2. What about laziness/evaluation order? Consider
f _ True = a
f True False = b
f _ _ | otherwise = b
What is f undefined True? In Haskell as it is today, of course, the answer would be a, because the equations are used in order. But with your idea, we would have to exclude the second equation, and doing so using left-to-right pattern matching would match undefined against True first, leading the entire call to be undefined, I suppose. Now of course, in this case right-to-left pattern matching would work. But what about
or True _ = True
or _ True = True
or False False = False
As we know, this can’t be implemented in a way faithful to all the equations without parallel evaluation of the two arguments. That’s quite heavyweight machinery for the pattern-matching compiler to introduce. Alternatively, there needs to be a syntactic restriction to guarantee the existence of a sequential matching order. And since evaluation order affects space use, then the programmer should be able to reason about the matching order without too much difficulty. That weighs against using a global analysis of all the left hand sides to determine matching order, in which a change to the last equation might lead to different matching order in the first one… I suppose I’m thinking that a reasonable goal might be that a group of equations WITHOUT ‘otherwise’ should have a semantics independent of their order. That seems a bit tricky to achieve in a straightforward way.
I had a further thought on sequentiality and matching order.
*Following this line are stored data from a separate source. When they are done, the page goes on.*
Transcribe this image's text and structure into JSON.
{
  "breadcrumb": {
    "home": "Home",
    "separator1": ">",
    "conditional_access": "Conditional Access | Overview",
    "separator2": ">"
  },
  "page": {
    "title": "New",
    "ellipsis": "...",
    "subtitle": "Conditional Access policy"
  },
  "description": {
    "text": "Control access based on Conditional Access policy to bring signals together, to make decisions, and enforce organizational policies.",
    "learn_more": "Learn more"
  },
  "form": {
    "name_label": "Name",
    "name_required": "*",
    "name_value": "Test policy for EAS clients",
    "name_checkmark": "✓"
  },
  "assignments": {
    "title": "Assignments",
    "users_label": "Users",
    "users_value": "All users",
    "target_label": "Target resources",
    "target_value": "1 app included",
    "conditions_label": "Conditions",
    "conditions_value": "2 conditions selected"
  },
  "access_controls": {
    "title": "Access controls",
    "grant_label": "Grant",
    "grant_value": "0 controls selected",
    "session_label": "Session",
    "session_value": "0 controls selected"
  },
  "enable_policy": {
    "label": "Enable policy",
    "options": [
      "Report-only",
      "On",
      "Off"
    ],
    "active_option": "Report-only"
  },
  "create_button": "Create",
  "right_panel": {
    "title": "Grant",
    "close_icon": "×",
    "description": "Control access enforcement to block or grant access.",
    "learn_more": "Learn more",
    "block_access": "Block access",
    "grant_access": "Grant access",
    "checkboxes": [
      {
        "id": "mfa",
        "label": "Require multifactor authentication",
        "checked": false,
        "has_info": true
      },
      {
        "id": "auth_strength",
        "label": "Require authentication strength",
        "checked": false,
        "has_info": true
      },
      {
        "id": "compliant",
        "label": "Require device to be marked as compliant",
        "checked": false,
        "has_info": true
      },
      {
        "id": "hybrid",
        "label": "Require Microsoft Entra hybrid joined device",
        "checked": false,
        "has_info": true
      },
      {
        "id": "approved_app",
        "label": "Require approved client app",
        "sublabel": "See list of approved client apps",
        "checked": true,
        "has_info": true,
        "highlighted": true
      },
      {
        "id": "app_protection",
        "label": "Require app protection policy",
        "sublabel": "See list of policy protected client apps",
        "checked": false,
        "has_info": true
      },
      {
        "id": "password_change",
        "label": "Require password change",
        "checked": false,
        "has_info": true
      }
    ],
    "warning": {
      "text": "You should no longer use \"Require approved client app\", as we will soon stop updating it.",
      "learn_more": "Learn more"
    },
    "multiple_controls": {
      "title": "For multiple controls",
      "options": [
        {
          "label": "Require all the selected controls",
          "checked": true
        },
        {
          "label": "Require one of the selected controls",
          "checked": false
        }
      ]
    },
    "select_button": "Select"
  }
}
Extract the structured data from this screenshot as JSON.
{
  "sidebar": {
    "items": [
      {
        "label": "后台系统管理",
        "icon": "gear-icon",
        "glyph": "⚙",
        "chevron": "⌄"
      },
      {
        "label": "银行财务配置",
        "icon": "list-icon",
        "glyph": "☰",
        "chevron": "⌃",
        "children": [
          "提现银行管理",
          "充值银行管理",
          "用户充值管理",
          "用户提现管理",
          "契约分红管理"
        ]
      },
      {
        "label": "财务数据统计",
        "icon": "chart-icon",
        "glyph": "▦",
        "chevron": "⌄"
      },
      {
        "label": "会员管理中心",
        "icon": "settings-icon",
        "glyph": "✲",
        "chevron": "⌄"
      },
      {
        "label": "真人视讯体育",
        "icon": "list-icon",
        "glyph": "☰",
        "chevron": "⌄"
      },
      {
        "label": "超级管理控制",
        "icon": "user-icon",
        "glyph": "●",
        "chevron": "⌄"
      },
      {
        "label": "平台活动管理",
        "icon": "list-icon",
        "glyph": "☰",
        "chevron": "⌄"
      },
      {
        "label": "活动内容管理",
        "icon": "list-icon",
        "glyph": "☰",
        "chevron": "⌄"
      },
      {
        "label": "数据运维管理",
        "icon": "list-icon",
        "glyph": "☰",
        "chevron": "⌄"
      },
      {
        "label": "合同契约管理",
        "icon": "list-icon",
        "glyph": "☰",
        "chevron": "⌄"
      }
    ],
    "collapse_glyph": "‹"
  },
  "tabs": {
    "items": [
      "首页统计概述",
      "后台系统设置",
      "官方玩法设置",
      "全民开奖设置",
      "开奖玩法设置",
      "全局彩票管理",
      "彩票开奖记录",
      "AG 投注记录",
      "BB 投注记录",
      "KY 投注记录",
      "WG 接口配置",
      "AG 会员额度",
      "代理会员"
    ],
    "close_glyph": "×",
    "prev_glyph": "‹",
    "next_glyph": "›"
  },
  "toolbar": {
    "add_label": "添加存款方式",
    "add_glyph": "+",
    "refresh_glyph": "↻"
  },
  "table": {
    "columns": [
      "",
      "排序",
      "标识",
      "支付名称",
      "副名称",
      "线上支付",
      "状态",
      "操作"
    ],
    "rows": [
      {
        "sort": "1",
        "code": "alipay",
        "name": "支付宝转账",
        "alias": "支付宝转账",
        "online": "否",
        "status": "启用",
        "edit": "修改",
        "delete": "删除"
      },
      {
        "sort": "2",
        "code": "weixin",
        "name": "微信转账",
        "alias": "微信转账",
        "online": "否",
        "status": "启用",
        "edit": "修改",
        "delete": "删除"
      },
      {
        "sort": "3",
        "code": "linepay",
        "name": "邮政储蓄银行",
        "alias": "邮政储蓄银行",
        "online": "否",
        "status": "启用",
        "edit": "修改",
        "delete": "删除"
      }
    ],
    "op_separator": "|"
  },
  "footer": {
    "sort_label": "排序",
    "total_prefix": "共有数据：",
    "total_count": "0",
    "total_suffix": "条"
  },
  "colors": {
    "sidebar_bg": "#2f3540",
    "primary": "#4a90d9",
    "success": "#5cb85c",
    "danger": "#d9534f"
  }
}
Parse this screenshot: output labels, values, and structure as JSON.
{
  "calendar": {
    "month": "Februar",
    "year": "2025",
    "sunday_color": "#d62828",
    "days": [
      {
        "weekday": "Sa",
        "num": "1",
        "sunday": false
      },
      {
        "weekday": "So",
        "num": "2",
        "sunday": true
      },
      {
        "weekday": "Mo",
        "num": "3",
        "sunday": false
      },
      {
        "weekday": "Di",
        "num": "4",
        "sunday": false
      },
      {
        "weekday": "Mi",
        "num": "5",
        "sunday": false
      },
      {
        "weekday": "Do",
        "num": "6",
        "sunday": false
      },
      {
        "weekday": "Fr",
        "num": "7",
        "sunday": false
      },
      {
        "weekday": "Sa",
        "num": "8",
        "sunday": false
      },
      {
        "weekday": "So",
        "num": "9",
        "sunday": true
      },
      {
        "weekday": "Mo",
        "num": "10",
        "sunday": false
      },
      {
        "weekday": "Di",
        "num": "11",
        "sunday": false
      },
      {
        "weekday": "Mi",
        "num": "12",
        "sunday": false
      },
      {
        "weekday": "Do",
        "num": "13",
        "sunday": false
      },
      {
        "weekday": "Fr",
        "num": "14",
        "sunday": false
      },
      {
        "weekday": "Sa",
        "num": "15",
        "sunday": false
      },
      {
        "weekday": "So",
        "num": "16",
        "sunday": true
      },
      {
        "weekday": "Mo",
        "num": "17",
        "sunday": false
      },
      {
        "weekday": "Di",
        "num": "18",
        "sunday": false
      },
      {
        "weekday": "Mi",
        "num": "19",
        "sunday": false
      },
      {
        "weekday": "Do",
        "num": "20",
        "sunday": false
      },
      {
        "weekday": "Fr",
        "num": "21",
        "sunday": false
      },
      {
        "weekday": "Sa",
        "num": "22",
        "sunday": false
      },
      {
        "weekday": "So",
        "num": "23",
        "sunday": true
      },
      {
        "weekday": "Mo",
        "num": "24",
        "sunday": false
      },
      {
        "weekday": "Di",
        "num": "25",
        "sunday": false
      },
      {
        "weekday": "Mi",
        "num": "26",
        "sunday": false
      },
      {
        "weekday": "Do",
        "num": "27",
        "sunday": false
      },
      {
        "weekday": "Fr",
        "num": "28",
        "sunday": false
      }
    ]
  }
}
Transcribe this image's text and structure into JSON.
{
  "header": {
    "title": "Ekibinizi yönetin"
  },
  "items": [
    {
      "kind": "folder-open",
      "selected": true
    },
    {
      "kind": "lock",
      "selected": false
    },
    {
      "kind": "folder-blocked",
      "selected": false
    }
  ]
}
Here it comes. Matching order remains left-to-right, like today, but there is an additional restriction that all the equations in an unordered group must share the same matching order. This would have been awkward to achieve thirty-five years ago, but is easy today, thanks to bang patterns! Thus or becomes
or True !_ = True
or !_ True = True
or _ _ | otherwise = False
I think this restriction ensures that the order of equations is irrelevant. And matching semantics, including evaluation order, is no harder to reason about than today.